For Burn After Reading is the culmination of a pattern of celebrating amorality and meaninglessness. In their more recent films, the brothers have cut themselves loose from morality altogether. Even a mock morality like “The Dude abides,” from The Big Lebowski (1998) would have been something with which to make sense of the world, but they don’t do that kind of thing anymore. Now they’re into merely absurdist humor, only without the political edge to it that the Theatre of the Absurd had back in the olden days. Instead, we have the same CIA guy summing up: “What have we learned? Not to do it again, I guess. But what did we do?”

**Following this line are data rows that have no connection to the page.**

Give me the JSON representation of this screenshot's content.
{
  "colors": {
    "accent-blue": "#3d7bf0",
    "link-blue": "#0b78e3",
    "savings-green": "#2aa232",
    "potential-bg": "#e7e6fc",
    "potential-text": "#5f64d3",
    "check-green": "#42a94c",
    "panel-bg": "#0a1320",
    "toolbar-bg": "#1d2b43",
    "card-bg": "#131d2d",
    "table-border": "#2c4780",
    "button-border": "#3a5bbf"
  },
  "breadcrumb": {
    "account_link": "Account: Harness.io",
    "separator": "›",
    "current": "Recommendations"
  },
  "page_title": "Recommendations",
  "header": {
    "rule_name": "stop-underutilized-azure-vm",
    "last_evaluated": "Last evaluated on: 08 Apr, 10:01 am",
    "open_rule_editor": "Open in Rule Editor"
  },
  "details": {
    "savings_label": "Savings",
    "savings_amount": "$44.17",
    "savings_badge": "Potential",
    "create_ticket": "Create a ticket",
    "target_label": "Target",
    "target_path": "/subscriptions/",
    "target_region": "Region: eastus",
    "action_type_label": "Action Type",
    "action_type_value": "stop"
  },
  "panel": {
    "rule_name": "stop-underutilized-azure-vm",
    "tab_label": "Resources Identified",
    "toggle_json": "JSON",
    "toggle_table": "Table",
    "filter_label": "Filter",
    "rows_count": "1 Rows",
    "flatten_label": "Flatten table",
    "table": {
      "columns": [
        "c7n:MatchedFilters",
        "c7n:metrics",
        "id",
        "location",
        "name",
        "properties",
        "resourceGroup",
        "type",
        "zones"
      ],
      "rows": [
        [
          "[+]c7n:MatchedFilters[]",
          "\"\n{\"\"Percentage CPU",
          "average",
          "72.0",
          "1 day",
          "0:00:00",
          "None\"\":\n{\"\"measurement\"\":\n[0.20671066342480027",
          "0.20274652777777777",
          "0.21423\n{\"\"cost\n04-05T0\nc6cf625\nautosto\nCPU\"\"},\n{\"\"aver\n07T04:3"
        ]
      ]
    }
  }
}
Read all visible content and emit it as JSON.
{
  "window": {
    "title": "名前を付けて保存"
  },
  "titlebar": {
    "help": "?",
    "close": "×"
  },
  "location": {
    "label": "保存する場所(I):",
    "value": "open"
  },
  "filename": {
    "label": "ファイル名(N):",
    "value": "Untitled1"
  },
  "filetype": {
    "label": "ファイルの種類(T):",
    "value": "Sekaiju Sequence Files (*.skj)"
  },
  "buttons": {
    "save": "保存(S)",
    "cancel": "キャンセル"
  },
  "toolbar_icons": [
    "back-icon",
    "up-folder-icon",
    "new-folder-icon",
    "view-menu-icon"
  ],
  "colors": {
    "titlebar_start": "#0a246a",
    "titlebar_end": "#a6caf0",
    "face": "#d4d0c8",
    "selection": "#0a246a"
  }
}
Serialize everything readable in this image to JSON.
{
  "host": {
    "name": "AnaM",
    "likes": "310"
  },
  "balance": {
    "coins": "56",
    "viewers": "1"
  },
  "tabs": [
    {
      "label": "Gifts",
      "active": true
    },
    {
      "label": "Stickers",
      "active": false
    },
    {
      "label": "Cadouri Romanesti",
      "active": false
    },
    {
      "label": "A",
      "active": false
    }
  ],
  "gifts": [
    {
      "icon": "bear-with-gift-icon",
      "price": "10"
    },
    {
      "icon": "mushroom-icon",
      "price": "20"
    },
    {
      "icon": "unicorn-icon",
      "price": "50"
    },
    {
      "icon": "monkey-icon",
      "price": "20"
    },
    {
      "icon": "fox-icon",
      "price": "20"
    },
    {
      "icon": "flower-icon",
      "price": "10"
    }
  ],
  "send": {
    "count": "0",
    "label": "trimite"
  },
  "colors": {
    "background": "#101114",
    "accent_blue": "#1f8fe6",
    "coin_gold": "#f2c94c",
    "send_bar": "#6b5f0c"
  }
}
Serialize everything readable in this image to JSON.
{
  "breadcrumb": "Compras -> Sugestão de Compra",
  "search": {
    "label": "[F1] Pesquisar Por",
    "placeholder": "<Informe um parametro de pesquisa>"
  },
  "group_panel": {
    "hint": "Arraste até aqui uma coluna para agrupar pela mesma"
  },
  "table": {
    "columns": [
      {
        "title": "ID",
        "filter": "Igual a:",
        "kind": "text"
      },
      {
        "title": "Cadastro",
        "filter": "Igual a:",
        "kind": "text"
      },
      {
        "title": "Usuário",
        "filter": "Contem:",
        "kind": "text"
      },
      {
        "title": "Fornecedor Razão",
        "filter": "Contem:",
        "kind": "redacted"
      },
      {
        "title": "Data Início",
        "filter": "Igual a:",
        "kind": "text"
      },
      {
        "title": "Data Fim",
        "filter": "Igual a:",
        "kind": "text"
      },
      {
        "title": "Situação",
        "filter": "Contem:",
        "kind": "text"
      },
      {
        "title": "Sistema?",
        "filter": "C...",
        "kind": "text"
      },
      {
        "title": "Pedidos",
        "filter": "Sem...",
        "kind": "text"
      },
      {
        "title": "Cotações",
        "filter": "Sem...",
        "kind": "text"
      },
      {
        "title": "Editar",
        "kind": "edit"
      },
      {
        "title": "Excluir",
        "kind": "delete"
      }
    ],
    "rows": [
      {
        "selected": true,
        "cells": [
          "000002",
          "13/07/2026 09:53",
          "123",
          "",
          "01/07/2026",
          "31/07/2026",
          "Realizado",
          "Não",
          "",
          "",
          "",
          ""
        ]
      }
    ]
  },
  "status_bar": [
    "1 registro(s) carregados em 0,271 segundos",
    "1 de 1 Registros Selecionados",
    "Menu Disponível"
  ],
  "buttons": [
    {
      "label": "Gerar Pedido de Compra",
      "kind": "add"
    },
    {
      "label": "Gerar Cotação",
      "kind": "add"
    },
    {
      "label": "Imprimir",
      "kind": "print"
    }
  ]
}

Actually, there is a political edge, but it’s tacked on at the end as Tuli Kupferberg’s “CIA Man” is sung (if that’s the right word) by the Fugs over the closing credits — as if the moral chaos we have just witnessed could be construed, at a pinch, as a 1970s style radical statement against the American fascist-imperialist state. The idea is so ridiculous that the thing merely counts as yet another absurdist touch. And the point of all the absurdity is only to affirm that our world offers no hope to those who, like Karl Popper and most of the rest of us, try to imagine that it has some sort of moral order to it. It may be that it doesn’t, of course. Doubtless the Coens sincerely believe that it doesn’t. But at least we might have expected from the authors of Fargo a recognition of the tragic nature of this moral apocalypse. There’s something inhuman about showing it only to laugh at it.